And there are actually a whole bunch of cool things you can do right now with NFC! I really love the Samsung TecTile stickers, which you can tap with your phone to trigger all kinds of things. Stick one on your bedside table, and when you lay the phone down there at night, it’ll switch on your alarm but turn other modes to silent, keep your phone on lower power usage, text your significant other, turn Wi-Fi on and off, or all kinds of other things. NFC speakers, like these Nokia-branded ones from JBL, let you pair without dicking around in your settings. Just tap your phone on the speaker and bam, it turns your Bluetooth on and automatically connects you do the speaker. Very easy, very cool.

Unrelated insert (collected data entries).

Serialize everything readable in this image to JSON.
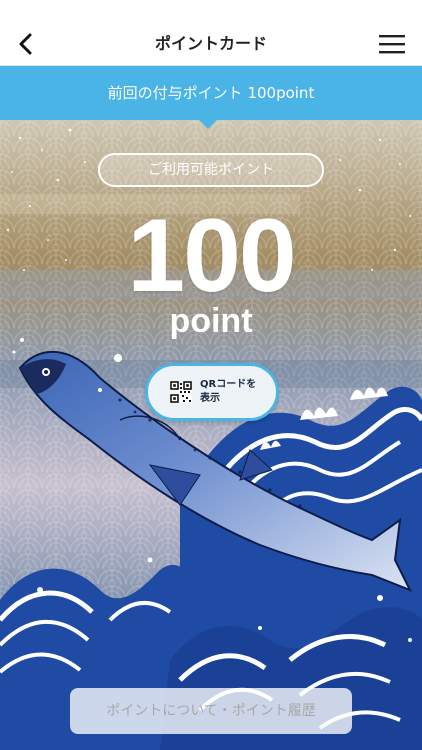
{
  "header": {
    "title": "ポイントカード",
    "back_icon": "chevron-left-icon",
    "menu_icon": "hamburger-menu-icon"
  },
  "banner": {
    "text": "前回の付与ポイント 100point"
  },
  "card": {
    "available_label": "ご利用可能ポイント",
    "points_value": "100",
    "points_unit": "point",
    "qr_button_label": "QRコードを\n表示",
    "qr_icon": "qr-code-icon",
    "info_button_label": "ポイントについて・ポイント履歴"
  },
  "colors": {
    "accent": "#4ab4e6",
    "wave_blue": "#1f4ba5",
    "sky_gold": "#a58a58"
  }
}
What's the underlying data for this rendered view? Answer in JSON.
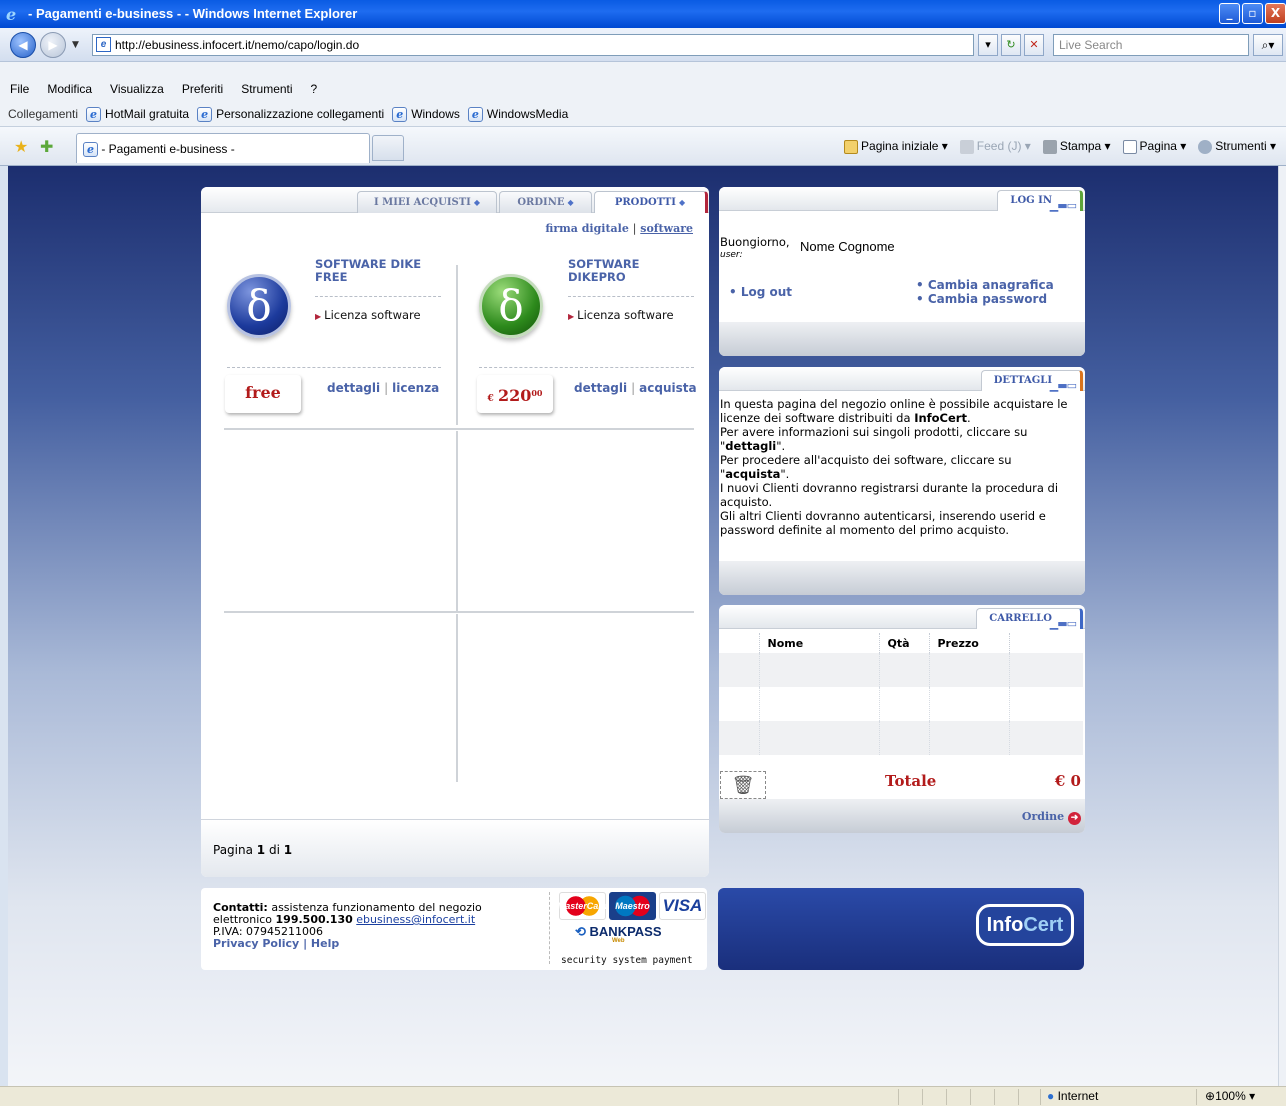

Apple likely didn’t include NFC in the iPhone 5S because Apple nominally likes to present itself as a minimalist tech company, not including things that don’t add significantly to the experience of using the device. (That’s why iPhones don’t have styluses like the Samsung Galaxy Note, gesture control like the Samsung Galaxy S, or optional software overlays like the HTC One.) And that’s good! We support that attitude. But Apple also, as the company with the most promotional power in the entire industry, has the ability to singlehandedly change things. If Apple had included NFC in the iPhone 5S, and really pushed it, who knows what could change? Maybe an explosion of new gadgets. Maybe pressure for stores to update their point-of-sale devices to support this cool new iPhone. Apple has that power, and we sort of wish they’d exercised it.